Mechanism of caspase activation and execution of cell death. Caspases trigger activation of apoptosis, a noninflammatory form of cell death. In extrinsic apoptosis, death receptor activation facilitates recruitment of FADD and caspase-8 to form the death-inducing signaling complex (DISC). Activated caspase-8 in the DISC further processes executioner caspases (caspase-3, -7) to engage apoptosis. In intrinsic apoptosis, intracellular stress stimuli induce mitochondrial outer membrane permeabilization (MOMP). This leads to the release of cytochrome c into the cytosol. Binding of cytochrome c to APAF1 triggers assembly of the apoptosome complex, which facilitates activation of caspase-9. This in turn promotes activation of caspase-3 and -7 to execute apoptosis. Complex-I assembly is initiated by TNF binding to TNFR on the membrane. This promotes prosurvival signaling via receptor-interacting serine/threonine protein kinase 1 (RIPK1), TAK-TAB, and NEMO proteins. Loss of RIPK1 ubiquitination promotes formation of the intracellular ripoptosome complex. Inactivation of the catalytic activity of caspase-8 in the ripoptosome complex induces RIPK1-RIPK3 association and phosphorylation of MLKL to form pores on the membrane and engage necroptosis. ZBP1 also activates necroptosis via RIPK3. Activation of inflammatory caspases induces pyroptosis. Inflammasome assembly activates caspase-1 enzymatic function. ASC in the inflammasome complex recruits caspase-1. Some inflammasome-forming innate immune receptors recruit caspase-1 without the involvement of an ASC protein. ZBP1 activates the NLRP3 inflammasome in response to influenza infection.

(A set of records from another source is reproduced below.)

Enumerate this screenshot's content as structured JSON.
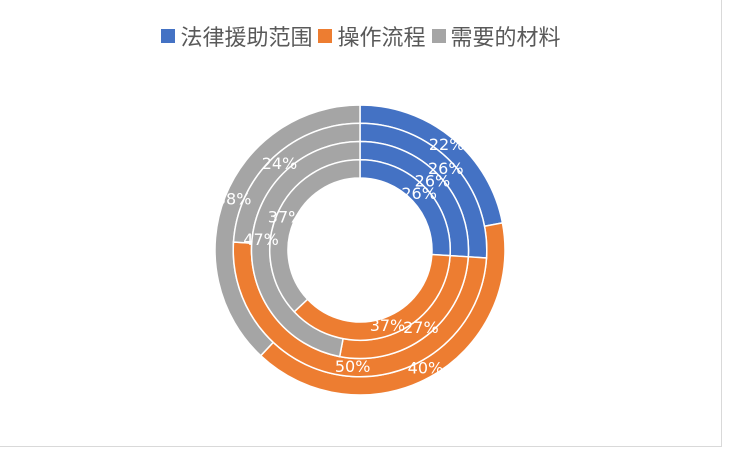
{
  "chart_data": {
    "type": "pie",
    "subtype": "multi-ring-donut",
    "title": "",
    "legend_position": "top",
    "categories": [
      "法律援助范围",
      "操作流程",
      "需要的材料"
    ],
    "colors": [
      "#4472C4",
      "#ED7D31",
      "#A5A5A5"
    ],
    "series": [
      {
        "values": [
          22,
          40,
          38
        ]
      },
      {
        "values": [
          26,
          50,
          24
        ]
      },
      {
        "values": [
          26,
          27,
          47
        ]
      },
      {
        "values": [
          26,
          37,
          37
        ]
      }
    ],
    "labels": [
      [
        "22%",
        "40%",
        "38%"
      ],
      [
        "26%",
        "50%",
        "24%"
      ],
      [
        "26%",
        "27%",
        "47%"
      ],
      [
        "26%",
        "37%",
        "37%"
      ]
    ]
  }
}
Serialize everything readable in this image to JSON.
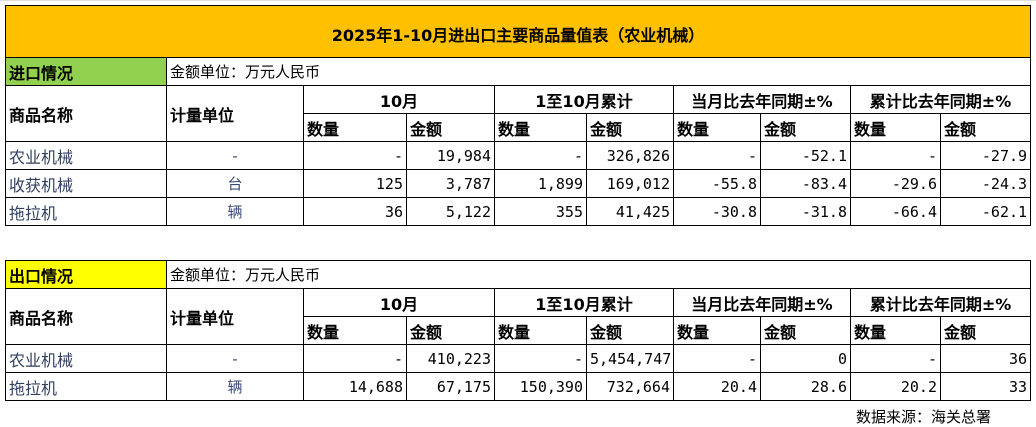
{
  "title": "2025年1-10月进出口主要商品量值表（农业机械）",
  "colors": {
    "title_bg": "#FFC000",
    "import_bg": "#92D050",
    "export_bg": "#FFFF00"
  },
  "headers": {
    "name": "商品名称",
    "unit": "计量单位",
    "month": "10月",
    "cumulative": "1至10月累计",
    "month_yoy": "当月比去年同期±%",
    "cum_yoy": "累计比去年同期±%",
    "qty": "数量",
    "amt": "金额"
  },
  "import": {
    "label": "进口情况",
    "unit_note": "金额单位：万元人民币",
    "rows": [
      {
        "name": "农业机械",
        "unit": "-",
        "v": [
          "-",
          "19,984",
          "-",
          "326,826",
          "-",
          "-52.1",
          "-",
          "-27.9"
        ]
      },
      {
        "name": "收获机械",
        "unit": "台",
        "v": [
          "125",
          "3,787",
          "1,899",
          "169,012",
          "-55.8",
          "-83.4",
          "-29.6",
          "-24.3"
        ]
      },
      {
        "name": "拖拉机",
        "unit": "辆",
        "v": [
          "36",
          "5,122",
          "355",
          "41,425",
          "-30.8",
          "-31.8",
          "-66.4",
          "-62.1"
        ]
      }
    ]
  },
  "export": {
    "label": "出口情况",
    "unit_note": "金额单位：万元人民币",
    "rows": [
      {
        "name": "农业机械",
        "unit": "-",
        "v": [
          "-",
          "410,223",
          "-",
          "5,454,747",
          "-",
          "0",
          "-",
          "36"
        ]
      },
      {
        "name": "拖拉机",
        "unit": "辆",
        "v": [
          "14,688",
          "67,175",
          "150,390",
          "732,664",
          "20.4",
          "28.6",
          "20.2",
          "33"
        ]
      }
    ]
  },
  "source": "数据来源：海关总署"
}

LPS binds to caspase-11 (or human caspase-4/-5) and triggers its activation through oligomerization and cleavage. Activation of caspase-1 and -11 proteolytically processes gasdermin D (GSDMD) to release the N-terminal domain, which forms pores on the membrane to further induce pyroptosis. Caspase-1 also cleaves pro-IL-1β and pro-IL-18 into IL-1β and IL-18, which are released through GSDMD pores. Caspase-3-mediated gasdermin E (GSDME) cleavage also drives pyroptosis.